Not long after Malheur, the protest against the Dakota Access Pipeline project began at Standing Rock in North Dakota. Thousands of sympathizers, Indian and non-Indian, flocked to the encampment to ally with the Sioux. The Standing Rock Chairman expressed thanks to all who are raising their voices with the Sioux against the actions of the pipeline company and what they see as the complicity of the Army Corps of Engineers, responsible for permitting the route under the Missouri River just upstream of the tribe.
But not all are happy about the out-of-state supporters. Local non-Indian residents in the area claim vandalism of private property, blockaded roads and harassment. Some are frightened by the presence of thousands of Indians in the neighborhood.
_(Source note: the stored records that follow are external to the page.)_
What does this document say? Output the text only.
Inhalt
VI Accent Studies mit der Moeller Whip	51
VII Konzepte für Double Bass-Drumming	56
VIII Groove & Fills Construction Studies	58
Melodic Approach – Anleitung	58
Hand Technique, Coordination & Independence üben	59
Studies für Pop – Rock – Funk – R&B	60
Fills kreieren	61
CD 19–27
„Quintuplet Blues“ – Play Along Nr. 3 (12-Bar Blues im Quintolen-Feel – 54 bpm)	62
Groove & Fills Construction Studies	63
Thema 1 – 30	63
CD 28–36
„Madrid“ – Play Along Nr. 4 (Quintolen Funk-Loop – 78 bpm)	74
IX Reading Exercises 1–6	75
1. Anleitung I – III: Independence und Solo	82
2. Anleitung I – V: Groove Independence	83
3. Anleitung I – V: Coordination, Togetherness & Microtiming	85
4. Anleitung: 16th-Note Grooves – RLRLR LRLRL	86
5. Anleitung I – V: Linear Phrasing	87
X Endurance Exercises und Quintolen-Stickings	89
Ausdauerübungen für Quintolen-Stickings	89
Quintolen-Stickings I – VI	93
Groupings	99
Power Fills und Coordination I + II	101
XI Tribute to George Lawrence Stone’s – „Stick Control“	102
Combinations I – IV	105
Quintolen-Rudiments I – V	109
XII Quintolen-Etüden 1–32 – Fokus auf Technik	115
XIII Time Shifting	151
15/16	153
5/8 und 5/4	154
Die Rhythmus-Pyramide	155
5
So, is this the same scenario – Malheur and North Dakota? In both cases outsiders flocked to support a local cause. But I would argue that the stakes are different, that this is an issue of tribal sovereignty, not an individual citizen complaint against the feds. This is about US history, treaties, court cases, and policies that define the unique government-to-government relationship between tribes and the federal government. A tribe’s sovereign status has been affirmed in various venues, and the federal government has a commitment to respect that status and deal with Indian Nations as they would any other sovereign power – to the extent possible. The extent possible is defined case-by-case, depending on the agency and the tribe, but in the end it seems that the US usually prevails. If a pipeline needs to be built, a sacred mountain mined, a river diverted the tribe is likely to lose.
Standing Rock is calling for scrutiny of this relationship and a recognition of abuses in the past as well as the present. This is an objective shared by every federally recognized tribe across the country. The encampment at Standing Rock has galvanized tribal voices into a powerful protest. Many feel they are reclaiming a cultural identity and finding a new unity among tribal people which they hope to maintain and nurture.
Although the Army Corps lived up to its legal obligation and met with tribes to hear their concerns, the tribes did not prevail. “Hearing concerns” is a great first step, but sovereign to sovereign negotiations need to follow, where mutual respect and careful listening are the rule, and where both sides honestly seek a solution. This is why Standing Rock has stood up and why others around the country have rallied around. This is not simply about a citizen at war with the federal government; this is about the definition of sovereignty and our responsibility as a nation to honor our commitments.
Oh, and back to the Bundy gang. After their five week siege, they were charged with obstructing justice, firearms violations, destruction of federal property and theft. In October a federal judge acquitted the Bundy brothers and five others of all federal charges.
And in North Dakota, last I heard authorities shot water hoses at the protesters in freezing temperatures and attacked them with a variety of clubs, sticks and rubber bullets. There’s another difference between the two situations.